Bean, K. - Presenter, Tuskegee University


The activity of the antioxidant enzyme catalase loaded onto the surface or into the pores of silica-based nanoporous materials was studied. Four different types of mesoporous materials were created using published procedures from the Rankin group: amorphous non-porous silica micro particles, nanoporous silica with small radially oriented pores, hollow spherical silica with parallel nanopores (T3), and hollow spherical silica with large, interconnected bimodal nanopores (HSSP-I). The materials were characterized by nitrogen adsorption and dynamic light scattering to confirm that they have characteristics similar to those reported in the literature. Once the materials were synthesized, they were loaded with the enzyme catalase. To test protection of catalase by the silica supports, samples of enzyme-loaded materials were exposed to the proteolytic enzyme pronase and then the temperature was reduce to stop pronase activity. The catalase activity was tested by exposing the either free enzyme or enzyme-loaded materials to peroxide and measuring the rate of degradation using UV-Vis spectrophotometry.
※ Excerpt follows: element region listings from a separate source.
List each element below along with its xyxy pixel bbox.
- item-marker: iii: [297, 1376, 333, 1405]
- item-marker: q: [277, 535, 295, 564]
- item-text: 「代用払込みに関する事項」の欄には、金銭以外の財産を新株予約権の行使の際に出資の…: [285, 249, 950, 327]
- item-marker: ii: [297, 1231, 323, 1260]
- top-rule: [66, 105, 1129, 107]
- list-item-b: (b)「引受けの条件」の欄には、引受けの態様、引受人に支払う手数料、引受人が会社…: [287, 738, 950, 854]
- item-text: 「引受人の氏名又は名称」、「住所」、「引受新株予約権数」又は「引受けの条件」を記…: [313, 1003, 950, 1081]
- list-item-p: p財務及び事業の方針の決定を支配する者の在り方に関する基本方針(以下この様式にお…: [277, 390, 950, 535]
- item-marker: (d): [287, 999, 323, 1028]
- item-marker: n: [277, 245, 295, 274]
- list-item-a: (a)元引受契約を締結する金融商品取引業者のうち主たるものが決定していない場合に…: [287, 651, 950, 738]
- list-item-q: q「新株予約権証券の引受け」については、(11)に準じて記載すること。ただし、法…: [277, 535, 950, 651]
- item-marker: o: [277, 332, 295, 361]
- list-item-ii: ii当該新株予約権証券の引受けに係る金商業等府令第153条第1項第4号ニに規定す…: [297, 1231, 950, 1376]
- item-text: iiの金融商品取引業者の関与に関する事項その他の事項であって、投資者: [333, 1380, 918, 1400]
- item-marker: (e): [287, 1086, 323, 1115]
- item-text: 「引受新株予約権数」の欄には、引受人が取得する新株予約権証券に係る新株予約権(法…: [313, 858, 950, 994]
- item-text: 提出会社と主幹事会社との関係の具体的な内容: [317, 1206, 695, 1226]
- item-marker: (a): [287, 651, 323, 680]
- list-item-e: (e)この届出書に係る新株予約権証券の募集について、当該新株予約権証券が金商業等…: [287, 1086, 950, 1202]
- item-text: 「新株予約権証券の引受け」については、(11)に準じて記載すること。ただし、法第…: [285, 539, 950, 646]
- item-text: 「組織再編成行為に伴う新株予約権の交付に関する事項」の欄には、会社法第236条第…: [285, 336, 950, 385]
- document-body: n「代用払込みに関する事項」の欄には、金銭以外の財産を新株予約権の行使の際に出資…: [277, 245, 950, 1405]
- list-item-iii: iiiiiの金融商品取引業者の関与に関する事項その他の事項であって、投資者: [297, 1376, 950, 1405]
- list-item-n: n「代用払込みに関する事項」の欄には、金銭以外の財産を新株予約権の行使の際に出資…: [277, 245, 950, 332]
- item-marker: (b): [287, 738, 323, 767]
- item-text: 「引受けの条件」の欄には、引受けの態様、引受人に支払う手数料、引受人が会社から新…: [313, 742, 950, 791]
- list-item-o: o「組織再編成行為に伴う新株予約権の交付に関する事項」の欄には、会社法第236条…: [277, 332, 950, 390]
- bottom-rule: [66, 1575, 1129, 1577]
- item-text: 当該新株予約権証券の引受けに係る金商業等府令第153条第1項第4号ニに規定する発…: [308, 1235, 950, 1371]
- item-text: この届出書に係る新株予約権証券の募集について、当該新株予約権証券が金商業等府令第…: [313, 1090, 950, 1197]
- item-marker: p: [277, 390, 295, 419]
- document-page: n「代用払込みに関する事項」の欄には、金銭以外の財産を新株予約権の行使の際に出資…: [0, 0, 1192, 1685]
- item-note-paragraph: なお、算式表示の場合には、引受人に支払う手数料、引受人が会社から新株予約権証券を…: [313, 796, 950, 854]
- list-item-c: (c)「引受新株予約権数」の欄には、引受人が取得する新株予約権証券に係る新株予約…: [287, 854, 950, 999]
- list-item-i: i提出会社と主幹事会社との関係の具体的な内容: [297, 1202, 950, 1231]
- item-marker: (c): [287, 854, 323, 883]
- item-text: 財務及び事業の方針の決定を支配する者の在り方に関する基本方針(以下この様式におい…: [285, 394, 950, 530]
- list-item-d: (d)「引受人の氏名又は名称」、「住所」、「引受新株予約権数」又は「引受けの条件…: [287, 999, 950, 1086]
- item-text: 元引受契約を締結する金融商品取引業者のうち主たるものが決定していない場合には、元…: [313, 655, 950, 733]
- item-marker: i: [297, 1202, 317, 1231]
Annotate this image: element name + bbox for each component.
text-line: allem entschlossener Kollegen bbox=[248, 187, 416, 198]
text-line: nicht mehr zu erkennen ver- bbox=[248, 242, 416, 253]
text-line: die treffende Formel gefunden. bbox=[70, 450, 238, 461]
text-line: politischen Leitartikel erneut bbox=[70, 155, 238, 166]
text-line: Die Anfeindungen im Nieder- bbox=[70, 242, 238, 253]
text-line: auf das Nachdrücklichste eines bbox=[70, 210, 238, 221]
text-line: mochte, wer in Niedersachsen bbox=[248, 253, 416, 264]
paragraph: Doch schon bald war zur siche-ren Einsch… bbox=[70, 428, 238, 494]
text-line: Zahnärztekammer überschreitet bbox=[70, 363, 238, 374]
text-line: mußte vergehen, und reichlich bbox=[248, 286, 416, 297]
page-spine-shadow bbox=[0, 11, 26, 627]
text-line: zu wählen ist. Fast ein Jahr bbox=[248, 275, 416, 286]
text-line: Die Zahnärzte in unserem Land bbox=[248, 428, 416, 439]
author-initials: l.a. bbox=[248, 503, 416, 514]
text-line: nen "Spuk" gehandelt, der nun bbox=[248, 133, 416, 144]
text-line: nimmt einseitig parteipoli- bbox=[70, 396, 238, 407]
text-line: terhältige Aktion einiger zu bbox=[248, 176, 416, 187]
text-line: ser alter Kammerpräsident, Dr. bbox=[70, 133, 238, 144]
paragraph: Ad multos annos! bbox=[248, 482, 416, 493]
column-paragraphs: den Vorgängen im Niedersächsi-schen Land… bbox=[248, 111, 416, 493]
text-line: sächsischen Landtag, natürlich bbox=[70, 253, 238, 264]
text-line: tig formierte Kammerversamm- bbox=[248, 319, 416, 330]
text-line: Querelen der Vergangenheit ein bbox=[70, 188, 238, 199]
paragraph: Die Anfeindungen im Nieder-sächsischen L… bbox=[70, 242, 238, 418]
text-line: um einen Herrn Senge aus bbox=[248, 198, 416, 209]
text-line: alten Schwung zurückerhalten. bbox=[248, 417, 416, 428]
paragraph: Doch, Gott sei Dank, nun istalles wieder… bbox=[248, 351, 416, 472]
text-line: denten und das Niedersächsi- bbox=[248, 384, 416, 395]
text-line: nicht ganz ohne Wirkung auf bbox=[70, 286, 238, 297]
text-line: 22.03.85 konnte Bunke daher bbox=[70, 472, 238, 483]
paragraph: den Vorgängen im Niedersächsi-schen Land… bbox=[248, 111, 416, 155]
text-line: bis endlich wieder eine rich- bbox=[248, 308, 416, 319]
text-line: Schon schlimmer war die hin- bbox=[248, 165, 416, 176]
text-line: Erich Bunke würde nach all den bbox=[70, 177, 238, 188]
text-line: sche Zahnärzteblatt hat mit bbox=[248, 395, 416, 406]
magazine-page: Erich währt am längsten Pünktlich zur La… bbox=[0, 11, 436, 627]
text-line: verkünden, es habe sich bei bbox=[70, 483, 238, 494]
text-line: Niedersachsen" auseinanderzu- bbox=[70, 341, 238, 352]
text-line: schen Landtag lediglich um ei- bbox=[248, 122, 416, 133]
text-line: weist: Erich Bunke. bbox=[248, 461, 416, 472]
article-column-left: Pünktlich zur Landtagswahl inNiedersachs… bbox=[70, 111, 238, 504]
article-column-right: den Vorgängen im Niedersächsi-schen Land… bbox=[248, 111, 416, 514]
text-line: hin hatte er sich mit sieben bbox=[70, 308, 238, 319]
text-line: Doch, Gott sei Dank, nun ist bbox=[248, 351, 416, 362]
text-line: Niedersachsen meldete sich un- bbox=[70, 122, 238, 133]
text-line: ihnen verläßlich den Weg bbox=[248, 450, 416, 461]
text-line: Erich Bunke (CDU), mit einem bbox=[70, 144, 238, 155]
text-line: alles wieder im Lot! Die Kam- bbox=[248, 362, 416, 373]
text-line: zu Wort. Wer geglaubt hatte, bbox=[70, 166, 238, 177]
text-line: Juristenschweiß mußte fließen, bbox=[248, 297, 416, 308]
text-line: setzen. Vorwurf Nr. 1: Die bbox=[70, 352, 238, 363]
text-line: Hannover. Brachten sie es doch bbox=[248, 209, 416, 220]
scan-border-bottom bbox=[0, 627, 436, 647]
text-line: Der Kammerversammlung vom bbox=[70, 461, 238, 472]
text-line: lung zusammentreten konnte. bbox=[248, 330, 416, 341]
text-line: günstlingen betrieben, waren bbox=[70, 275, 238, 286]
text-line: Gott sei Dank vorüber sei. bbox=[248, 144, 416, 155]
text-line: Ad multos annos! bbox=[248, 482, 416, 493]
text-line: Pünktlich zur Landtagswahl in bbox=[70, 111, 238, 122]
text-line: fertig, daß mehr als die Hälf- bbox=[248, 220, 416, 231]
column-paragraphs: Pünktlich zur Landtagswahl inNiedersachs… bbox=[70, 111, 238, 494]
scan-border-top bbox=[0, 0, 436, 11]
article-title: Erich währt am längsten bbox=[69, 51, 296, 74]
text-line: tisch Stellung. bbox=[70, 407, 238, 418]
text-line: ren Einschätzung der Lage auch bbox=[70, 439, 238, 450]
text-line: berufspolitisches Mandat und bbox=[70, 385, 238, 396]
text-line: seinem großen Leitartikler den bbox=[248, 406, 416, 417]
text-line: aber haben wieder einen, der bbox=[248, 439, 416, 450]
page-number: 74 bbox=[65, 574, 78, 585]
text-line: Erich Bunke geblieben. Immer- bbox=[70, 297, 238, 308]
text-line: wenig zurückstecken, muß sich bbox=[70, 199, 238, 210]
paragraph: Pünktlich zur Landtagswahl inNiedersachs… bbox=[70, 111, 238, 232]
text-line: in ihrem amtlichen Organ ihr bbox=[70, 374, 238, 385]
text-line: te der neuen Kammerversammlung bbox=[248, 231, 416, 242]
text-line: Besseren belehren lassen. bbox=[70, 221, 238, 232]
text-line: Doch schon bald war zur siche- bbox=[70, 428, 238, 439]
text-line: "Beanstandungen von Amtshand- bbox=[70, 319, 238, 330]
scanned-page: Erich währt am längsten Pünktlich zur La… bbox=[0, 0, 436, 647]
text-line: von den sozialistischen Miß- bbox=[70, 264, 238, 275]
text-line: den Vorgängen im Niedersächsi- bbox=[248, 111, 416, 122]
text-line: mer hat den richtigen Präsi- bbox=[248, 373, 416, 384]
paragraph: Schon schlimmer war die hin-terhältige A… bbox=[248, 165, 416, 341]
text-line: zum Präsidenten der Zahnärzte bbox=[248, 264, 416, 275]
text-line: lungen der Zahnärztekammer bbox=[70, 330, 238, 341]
Consistent with expectations, the materials with the largest, most accessible pores (HSSP-I) showed the greatest degree of catalase loading and protection from pronase. However, the material with parallel, smaller channels showed some degree of protection from pronase, suggesting either that the pores were partially accessible, or that the enzymes were protected to some degree by adsorbing to the external particle surface.